Another coronavirus variant, this time one that was discovered in India, has made its way to the U.S., grabbing the attention of public health officials even as COVID-19 vaccinations continue to lower new cases and deaths in the nation.
B.1.617.2, now known as “Delta,” has been reported in about 60 countries, according to top White House medical adviser Dr. Anthony Fauci, and currently makes up more than 6% of the sequenced coronavirus cases in the U.S.
Emerging evidence from other countries, particularly the U.K. where it is rapidly becoming the dominant variant, shows Delta is more contagious, increases disease severity such as risks of hospitalization and is associated with a “modest” decrease in antibody activity in previously infected and vaccinated people compared to the Alpha variant, which used to be known as B.1.1.7 that first emerged from the U.K.
And it’s “peaking” in people between 12 and 20 years old in the U.K., Fauci said during a White House COVID-19 briefing on Tuesday.
“We cannot let that happen in the United States,” he added.
Scientists are concerned because a study from Public Health England found that three weeks after one dose, the AstraZeneca and Pfizer-BioNTech coronavirus vaccines were only 33% effective against symptomatic COVID-19 caused by the Delta variant compared to about 50% against the Alpha variant.
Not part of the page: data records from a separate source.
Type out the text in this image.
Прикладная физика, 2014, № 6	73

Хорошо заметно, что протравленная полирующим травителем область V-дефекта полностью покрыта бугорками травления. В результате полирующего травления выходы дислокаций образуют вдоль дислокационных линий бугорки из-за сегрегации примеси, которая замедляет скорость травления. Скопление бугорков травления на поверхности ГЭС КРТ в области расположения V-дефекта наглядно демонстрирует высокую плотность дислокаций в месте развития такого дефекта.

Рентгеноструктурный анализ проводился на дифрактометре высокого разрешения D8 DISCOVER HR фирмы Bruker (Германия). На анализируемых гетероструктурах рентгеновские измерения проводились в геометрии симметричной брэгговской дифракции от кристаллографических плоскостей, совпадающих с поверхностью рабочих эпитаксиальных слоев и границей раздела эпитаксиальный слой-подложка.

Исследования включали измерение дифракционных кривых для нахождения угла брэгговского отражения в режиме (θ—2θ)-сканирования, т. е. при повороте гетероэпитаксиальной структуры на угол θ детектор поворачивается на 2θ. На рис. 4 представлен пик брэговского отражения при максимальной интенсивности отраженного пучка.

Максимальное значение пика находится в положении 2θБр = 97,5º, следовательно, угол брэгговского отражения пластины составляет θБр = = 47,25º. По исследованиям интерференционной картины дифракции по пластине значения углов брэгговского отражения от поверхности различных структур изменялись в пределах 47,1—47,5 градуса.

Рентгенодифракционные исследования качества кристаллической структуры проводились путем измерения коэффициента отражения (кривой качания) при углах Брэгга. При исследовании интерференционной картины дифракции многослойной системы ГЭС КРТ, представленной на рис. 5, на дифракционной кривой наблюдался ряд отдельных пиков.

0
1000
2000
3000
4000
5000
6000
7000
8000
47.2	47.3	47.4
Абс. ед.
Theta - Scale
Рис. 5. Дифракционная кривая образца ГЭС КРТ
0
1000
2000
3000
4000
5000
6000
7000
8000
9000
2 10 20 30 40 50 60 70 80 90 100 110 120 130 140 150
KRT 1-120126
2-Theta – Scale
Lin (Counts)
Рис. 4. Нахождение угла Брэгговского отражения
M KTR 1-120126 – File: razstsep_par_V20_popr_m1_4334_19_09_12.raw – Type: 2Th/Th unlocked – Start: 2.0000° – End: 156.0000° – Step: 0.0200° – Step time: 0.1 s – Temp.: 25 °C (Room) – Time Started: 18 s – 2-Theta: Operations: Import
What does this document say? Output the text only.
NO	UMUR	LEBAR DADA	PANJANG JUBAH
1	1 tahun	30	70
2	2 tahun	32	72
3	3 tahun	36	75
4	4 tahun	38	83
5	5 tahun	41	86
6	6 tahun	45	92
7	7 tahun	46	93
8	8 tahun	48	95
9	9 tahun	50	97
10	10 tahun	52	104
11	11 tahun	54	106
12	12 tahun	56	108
On the other hand, two weeks following the second dose, which is recommended for full protection, the Pfizer vaccine was 88% and 93% effective against Delta and Alpha, respectively; the AstraZeneca shot, which has not been authorized for emergency use in the U.S., was 60% and 66% effective against Delta and Alpha, respectively.
“Get vaccinated, particularly if you’ve had your first dose, make sure you get that second dose,” Fauci said. “And for those who have not been vaccinated yet, please get vaccinated. This is the national month of action. We want to get to and above the goal of 70% of the adult population receiving at least one dose by the fourth of July.”
The Delta coronavirus variant is replacing the once dominant Alpha variant in the U.K.
Nearly 141 million Americans are fully vaccinated as of June 9, about 42% of the total population and 53% of adults, according to a Centers for Disease Control and Prevention tracker.
“The question is: Are there enough unvaccinated people that [the Delta variant] could get into the population and start spreading more widely? I happen to think it’s unlikely that this is going to be a threat until the fall, perhaps,” Dr. Scott Gottlieb, the former U.S. Food and Drug Administration commissioner, told CNBC on Wednesday.
“It does seem to be a more dangerous variant. That said, two doses of the vaccine seem to be very protective,” said Gottlieb, who warned outbreaks of the Delta variant can occur “if you have a community where there’s a lot of unvaccinated people and you have a super-spreading event.”
Others are more concerned.
“Given that level of transmissibility, I would anticipate that it would actually spread around the world,” Sharon Peacock, chair of the Covid-19 Genomics UK Consortium and professor of public health and microbiology at the University of Cambridge, said at The Wall Street Journal’s Tech Health Event on Wednesday.
“We’re seeing a major shift in the cause of infection in the U.K., and that change has happened relatively rapidly over a period of a few weeks,” Peacock added, “and it doesn’t look as if that’s going to really stop.”
President Joe Biden also took to Twitter to spread the word.
“Folks, the Delta variant — a highly infectious COVID-19 strain — is spreading rapidly among young people between 12 and 20 years old in the U.K.,” Biden wrote. “If you’re young and haven’t gotten your shot yet, it really is time. It’s the best way to protect yourself and those you love.”